At the beginning of November 2003 the IWCA publicly announced its intention to boycott the Oxford Mail. This decision was not taken lightly considering the paper’s monopoly on Oxfordshire’s print media. However, it was felt that the Mail had gone too far by endangering a Blackbird Leys family, who had been victims of a teenage gang, with its decision to report their details in spite of a request by IWCA councillor Stuart Craft on the family’s behalf not to do so.

Prior to this relations between the Oxford Mail and the IWCA had been strained. The IWCA was being written out of local political reports on a regular basis and what little coverage there was of the organisation was increasingly hostile.

Eight months on, however, the Oxford Mail has a new editor and local government reporter. More importantly, the Blackbird Leys correspondent responsible for the article that put the local family in danger has left the paper. These changes at the Mail appear to have resulted in a more balanced approach towards the IWCA, with a number of unbiased articles on the organisation appearing following the recent elections.

In light of this the IWCA has discussed lifting the boycott with the family on whose behalf we took the action. While we still feel the Oxford Mail should have the decency to apologise, privately at least, to the family, it was agreed that this should not be a sticking point.

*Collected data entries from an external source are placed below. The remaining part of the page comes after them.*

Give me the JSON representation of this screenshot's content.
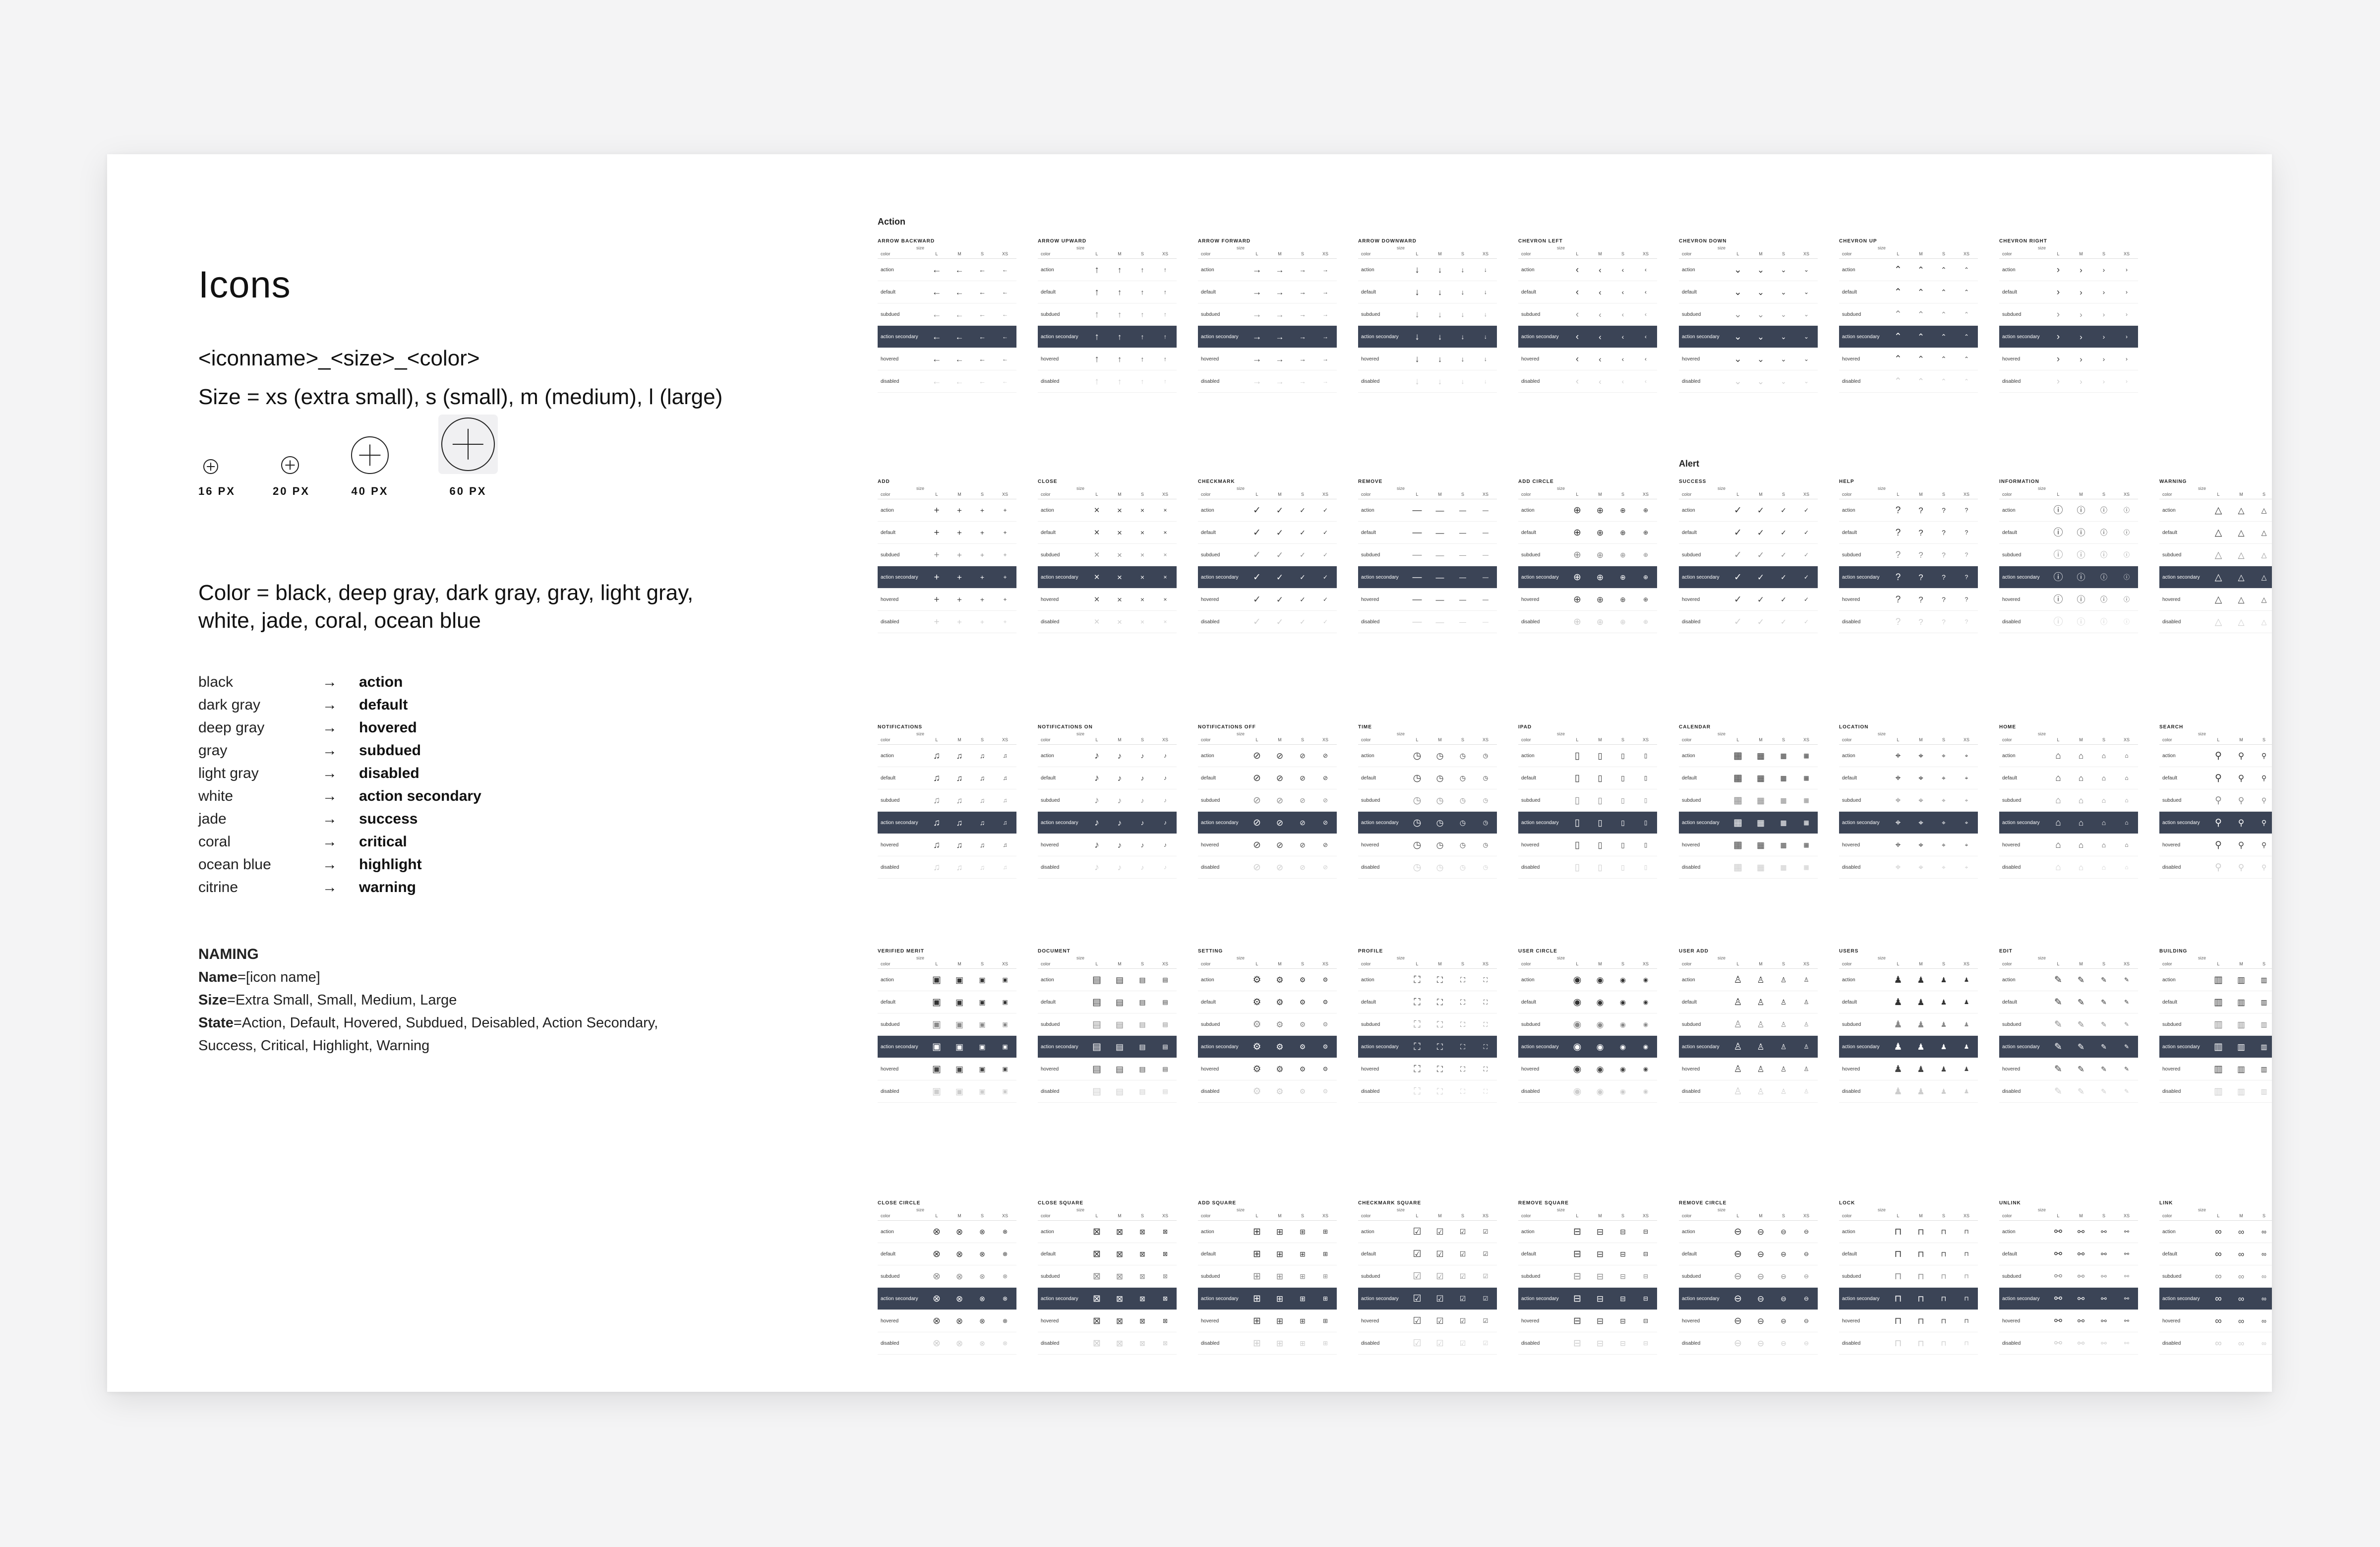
{
  "title": "Icons",
  "format_line": "<iconname>_<size>_<color>",
  "size_line": "Size = xs (extra small), s (small), m (medium), l (large)",
  "size_demos": [
    {
      "label": "16 PX",
      "icon": "add-circle-icon"
    },
    {
      "label": "20 PX",
      "icon": "add-circle-icon"
    },
    {
      "label": "40 PX",
      "icon": "add-circle-icon"
    },
    {
      "label": "60 PX",
      "icon": "add-circle-icon"
    }
  ],
  "color_line_1": "Color = black, deep gray, dark gray, gray, light gray,",
  "color_line_2": "white, jade, coral, ocean blue",
  "arrow": "→",
  "color_map": [
    {
      "color": "black",
      "state": "action"
    },
    {
      "color": "dark gray",
      "state": "default"
    },
    {
      "color": "deep gray",
      "state": "hovered"
    },
    {
      "color": "gray",
      "state": "subdued"
    },
    {
      "color": "light gray",
      "state": "disabled"
    },
    {
      "color": "white",
      "state": "action secondary"
    },
    {
      "color": "jade",
      "state": "success"
    },
    {
      "color": "coral",
      "state": "critical"
    },
    {
      "color": "ocean blue",
      "state": "highlight"
    },
    {
      "color": "citrine",
      "state": "warning"
    }
  ],
  "naming": {
    "heading": "NAMING",
    "name_key": "Name",
    "name_val": "=[icon name]",
    "size_key": "Size",
    "size_val": "=Extra Small, Small, Medium, Large",
    "state_key": "State",
    "state_val_1": "=Action, Default, Hovered, Subdued, Deisabled, Action Secondary,",
    "state_val_2": "Success, Critical, Highlight, Warning"
  },
  "sheet": {
    "section_action": "Action",
    "section_alert": "Alert",
    "size_label": "size",
    "color_label": "color",
    "size_cols": [
      "L",
      "M",
      "S",
      "XS"
    ],
    "dark_row_color": "#3b4456",
    "states": [
      "action",
      "default",
      "subdued",
      "action secondary",
      "hovered",
      "disabled"
    ],
    "groups": [
      {
        "name": "ARROW BACKWARD",
        "glyph": "←"
      },
      {
        "name": "ARROW UPWARD",
        "glyph": "↑"
      },
      {
        "name": "ARROW FORWARD",
        "glyph": "→"
      },
      {
        "name": "ARROW DOWNWARD",
        "glyph": "↓"
      },
      {
        "name": "CHEVRON LEFT",
        "glyph": "‹"
      },
      {
        "name": "CHEVRON DOWN",
        "glyph": "⌄"
      },
      {
        "name": "CHEVRON UP",
        "glyph": "⌃"
      },
      {
        "name": "CHEVRON RIGHT",
        "glyph": "›"
      },
      {
        "name": "ADD",
        "glyph": "+"
      },
      {
        "name": "CLOSE",
        "glyph": "×"
      },
      {
        "name": "CHECKMARK",
        "glyph": "✓"
      },
      {
        "name": "REMOVE",
        "glyph": "—"
      },
      {
        "name": "ADD CIRCLE",
        "glyph": "⊕"
      },
      {
        "name": "SUCCESS",
        "glyph": "✓"
      },
      {
        "name": "HELP",
        "glyph": "?"
      },
      {
        "name": "INFORMATION",
        "glyph": "ⓘ"
      },
      {
        "name": "WARNING",
        "glyph": "△"
      },
      {
        "name": "NOTIFICATIONS",
        "glyph": "♫"
      },
      {
        "name": "NOTIFICATIONS ON",
        "glyph": "♪"
      },
      {
        "name": "NOTIFICATIONS OFF",
        "glyph": "⊘"
      },
      {
        "name": "TIME",
        "glyph": "◷"
      },
      {
        "name": "IPAD",
        "glyph": "▯"
      },
      {
        "name": "CALENDAR",
        "glyph": "▦"
      },
      {
        "name": "LOCATION",
        "glyph": "⌖"
      },
      {
        "name": "HOME",
        "glyph": "⌂"
      },
      {
        "name": "SEARCH",
        "glyph": "⚲"
      },
      {
        "name": "VERIFIED MERIT",
        "glyph": "▣"
      },
      {
        "name": "DOCUMENT",
        "glyph": "▤"
      },
      {
        "name": "SETTING",
        "glyph": "⚙"
      },
      {
        "name": "PROFILE",
        "glyph": "⛶"
      },
      {
        "name": "USER CIRCLE",
        "glyph": "◉"
      },
      {
        "name": "USER ADD",
        "glyph": "♙"
      },
      {
        "name": "USERS",
        "glyph": "♟"
      },
      {
        "name": "EDIT",
        "glyph": "✎"
      },
      {
        "name": "BUILDING",
        "glyph": "▥"
      },
      {
        "name": "CLOSE CIRCLE",
        "glyph": "⊗"
      },
      {
        "name": "CLOSE SQUARE",
        "glyph": "⊠"
      },
      {
        "name": "ADD SQUARE",
        "glyph": "⊞"
      },
      {
        "name": "CHECKMARK SQUARE",
        "glyph": "☑"
      },
      {
        "name": "REMOVE SQUARE",
        "glyph": "⊟"
      },
      {
        "name": "REMOVE CIRCLE",
        "glyph": "⊖"
      },
      {
        "name": "LOCK",
        "glyph": "⊓"
      },
      {
        "name": "UNLINK",
        "glyph": "⚯"
      },
      {
        "name": "LINK",
        "glyph": "∞"
      }
    ]
  }
}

Accordingly, we have now decided to re-open communications with the paper. For this reason, when Reg Little of the Oxford Times—the Mail’s sister paper—contacted Stuart Craft to interview him as part of a feature on the IWCA, we decided to agree to the interview as a stepping stone to resuming relations with the Oxford Mail.

The resulting article: ‘A party that stands a class apart’, appeared in the 9 July edition of the Oxford Times.